The instrumental music, performed by an onstage chamber ensemble under sensitive conductor Joseph Mechavich, smoothed over some talky exposition early on. Touches of humor — a reference to the basketball legend Michael Jordan — helped as well.

When the action shifted to Prague, Before It All Goes Dark found its sure footing. Scheer’s libretto marries Mac’s unvarnished vernacular (“That painting is cool”) to lyrical meditations on the power of art to “make the invisible visible.” The yearning vocal lines and febrile instrumental score, pulsing with apprehension or touched by a plaintive folk tune voiced by clarinetist Laura DeLuca, both served and heightened Mac’s encounter with the art.

Before It All Goes Dark
From the San Francisco premiere of Before It All Goes Dark | Credit: Terry Lorant

As projections of the paintings swam on the screen behind him, McKinny gave Mac’s damaged demeanor a sheen of wonder and delight. Marino, as a curator at the museum, joined him in several gratifying duets. Legacy, they concurred, means “whispers that only family can hear.”

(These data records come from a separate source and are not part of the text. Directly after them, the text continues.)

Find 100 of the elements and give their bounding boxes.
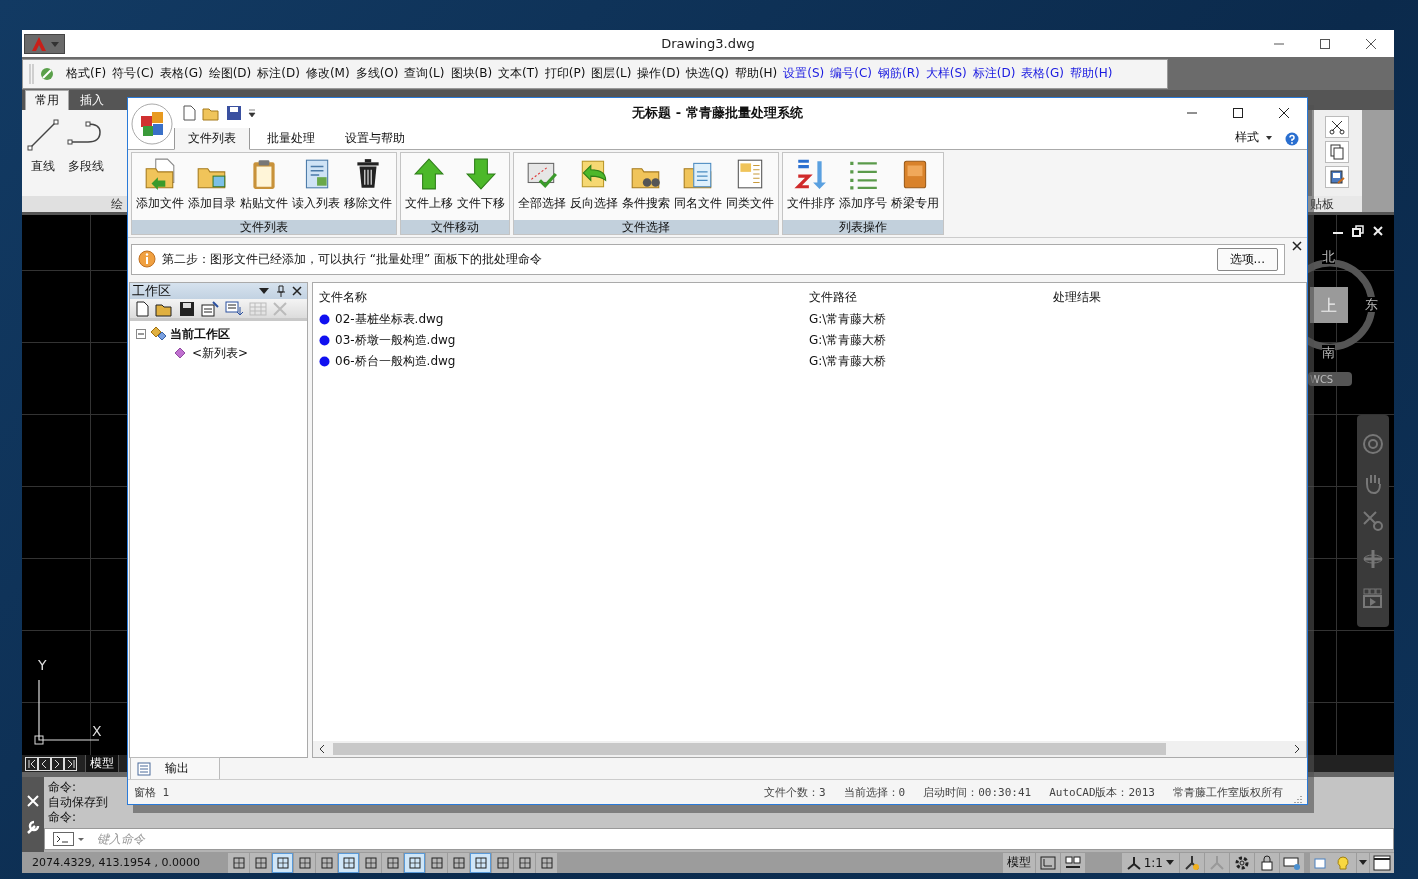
drafting-toggle[interactable] — [250, 852, 271, 873]
close-icon[interactable] — [1291, 240, 1303, 252]
line-tool-button[interactable]: 直线 — [26, 118, 60, 196]
model-space-button[interactable]: 模型 — [1002, 852, 1035, 873]
steering-wheel-icon[interactable] — [1362, 433, 1384, 456]
wrench-icon[interactable] — [25, 818, 41, 835]
dropdown-arrow-icon[interactable] — [248, 108, 256, 118]
menu-item[interactable]: 格式(F) — [63, 65, 110, 82]
copy-button[interactable] — [1325, 141, 1349, 163]
drafting-toggle[interactable] — [294, 852, 315, 873]
clean-screen-button[interactable] — [1370, 852, 1394, 873]
layout-navigation-icon[interactable] — [25, 756, 79, 771]
ribbon-tab[interactable]: 批量处理 — [254, 128, 328, 149]
scroll-left-icon[interactable] — [317, 744, 327, 754]
menu-item[interactable]: 表格(G) — [1018, 65, 1067, 82]
drafting-toggle[interactable] — [360, 852, 381, 873]
menu-dropdown-button[interactable] — [1357, 852, 1369, 873]
horizontal-scrollbar[interactable] — [313, 741, 1306, 757]
properties-icon[interactable] — [201, 300, 219, 317]
close-icon[interactable] — [292, 286, 302, 296]
ribbon-button[interactable]: 文件上移 — [403, 155, 455, 220]
import-list-icon[interactable] — [225, 300, 243, 317]
showmotion-icon[interactable] — [1362, 586, 1384, 609]
menu-item[interactable]: 帮助(H) — [731, 65, 781, 82]
app-menu-button[interactable] — [24, 33, 65, 54]
drafting-toggle[interactable] — [448, 852, 469, 873]
polyline-tool-button[interactable]: 多段线 — [66, 118, 106, 196]
menu-item[interactable]: 大样(S) — [922, 65, 970, 82]
menu-item[interactable]: 图块(B) — [447, 65, 496, 82]
ucs-dropdown[interactable]: WCS — [1308, 372, 1352, 386]
column-header[interactable]: 文件名称 — [319, 288, 809, 306]
ribbon-button[interactable]: 文件排序 — [785, 155, 837, 220]
restore-icon[interactable] — [1352, 225, 1364, 237]
drafting-toggle[interactable] — [382, 852, 403, 873]
command-input[interactable]: 键入命令 — [95, 831, 1393, 847]
command-prompt-icon[interactable] — [53, 832, 87, 846]
paste-button[interactable] — [1325, 166, 1349, 188]
drafting-toggle[interactable] — [404, 852, 425, 873]
zoom-icon[interactable] — [1362, 509, 1384, 532]
menu-item[interactable]: 标注(D) — [254, 65, 303, 82]
menu-item[interactable]: 帮助(H) — [1067, 65, 1116, 82]
lock-button[interactable] — [1255, 852, 1279, 873]
drafting-toggle[interactable] — [470, 852, 491, 873]
ribbon-button[interactable]: 文件下移 — [455, 155, 507, 220]
menu-item[interactable]: 标注(D) — [969, 65, 1019, 82]
menu-item[interactable]: 文本(T) — [495, 65, 542, 82]
ribbon-button[interactable]: 同类文件 — [724, 155, 776, 220]
drafting-toggle[interactable] — [536, 852, 557, 873]
file-name-cell[interactable]: 03-桥墩一般构造.dwg — [335, 332, 456, 349]
menu-item[interactable]: 修改(M) — [302, 65, 353, 82]
ribbon-button[interactable]: 移除文件 — [342, 155, 394, 220]
leaf-icon[interactable] — [39, 65, 55, 82]
ribbon-button[interactable]: 添加序号 — [837, 155, 889, 220]
menu-item[interactable]: 符号(C) — [109, 65, 157, 82]
drafting-toggle[interactable] — [228, 852, 249, 873]
output-tab[interactable]: 输出 — [130, 757, 220, 779]
drafting-toggle[interactable] — [316, 852, 337, 873]
ribbon-button[interactable]: 反向选择 — [568, 155, 620, 220]
orbit-icon[interactable] — [1362, 548, 1384, 571]
ribbon-button[interactable]: 读入列表 — [290, 155, 342, 220]
drafting-toggle[interactable] — [514, 852, 535, 873]
workspace-button[interactable] — [1230, 852, 1254, 873]
menu-item[interactable]: 编号(C) — [827, 65, 876, 82]
drafting-toggle[interactable] — [338, 852, 359, 873]
save-icon[interactable] — [179, 300, 195, 317]
tree-item[interactable]: 当前工作区 — [170, 325, 230, 343]
ribbon-button[interactable]: 同名文件 — [672, 155, 724, 220]
help-icon[interactable] — [1285, 132, 1299, 146]
annotation-scale-button[interactable]: 1:1 — [1121, 852, 1179, 873]
ribbon-button[interactable]: 桥梁专用 — [889, 155, 941, 220]
menu-item[interactable]: 多线(O) — [352, 65, 402, 82]
drafting-toggle[interactable] — [492, 852, 513, 873]
new-file-icon[interactable] — [182, 105, 196, 121]
options-button[interactable]: 选项... — [1216, 247, 1278, 271]
pin-icon[interactable] — [276, 285, 286, 297]
scroll-right-icon[interactable] — [1292, 744, 1302, 754]
menu-item[interactable]: 操作(D) — [634, 65, 684, 82]
column-header[interactable]: 处理结果 — [1053, 288, 1101, 306]
ribbon-button[interactable]: 条件搜索 — [620, 155, 672, 220]
hardware-acceleration-button[interactable] — [1280, 852, 1304, 873]
quick-view-button[interactable] — [1060, 852, 1085, 873]
menu-item[interactable]: 绘图(D) — [205, 65, 255, 82]
ribbon-button[interactable]: 添加目录 — [186, 155, 238, 220]
new-file-icon[interactable] — [135, 300, 149, 317]
tree-item[interactable]: <新列表> — [192, 344, 249, 362]
menu-item[interactable]: 打印(P) — [541, 65, 589, 82]
cut-button[interactable] — [1325, 116, 1349, 138]
ribbon-button[interactable]: 粘贴文件 — [238, 155, 290, 220]
ribbon-button[interactable]: 全部选择 — [516, 155, 568, 220]
open-folder-icon[interactable] — [202, 105, 220, 121]
ribbon-tab[interactable]: 设置与帮助 — [332, 128, 418, 149]
annotation-visibility-button[interactable] — [1180, 852, 1204, 873]
resize-grip-icon[interactable] — [1293, 794, 1303, 804]
tree-expander-icon[interactable] — [136, 329, 146, 339]
drafting-toggle[interactable] — [272, 852, 293, 873]
save-icon[interactable] — [226, 105, 242, 121]
column-header[interactable]: 文件路径 — [809, 288, 1053, 306]
dropdown-arrow-icon[interactable] — [258, 286, 270, 296]
menu-item[interactable]: 查询(L) — [401, 65, 448, 82]
menu-item[interactable]: 图层(L) — [588, 65, 635, 82]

As Reich reported the real story, Mac knew before he traveled to Prague that the Czech Culture Ministry had claimed the collection as a national treasure that couldn’t leave the country. In the opera, that information comes as a stunning reversal when Mac is about to take possession of his inheritance. His return to Chicago is a mordant but suggestive coda about a man who has learned, in discovering his Jewish heritage and his rapturous experience with art, “who I really am.”

The evening delivered a rich experience. Preceding the opera with the well-played salon music, with its folk melodies and tangos, jazz riffs, and shades of Béla Bartók, established a musical backstory Heggie tapped. Engaging as Before It All Goes Dark was as a chamber opera, the potential for a full-length treatment is there. Heggie and Scheer have discovered an expansive story of layered themes that both captures and transcends its source material.

Corrections: This article has been updated to reflect that Howard Reich was one of the speakers during the onstage conversation and to correct a detail about Gerald McDonald’s biography.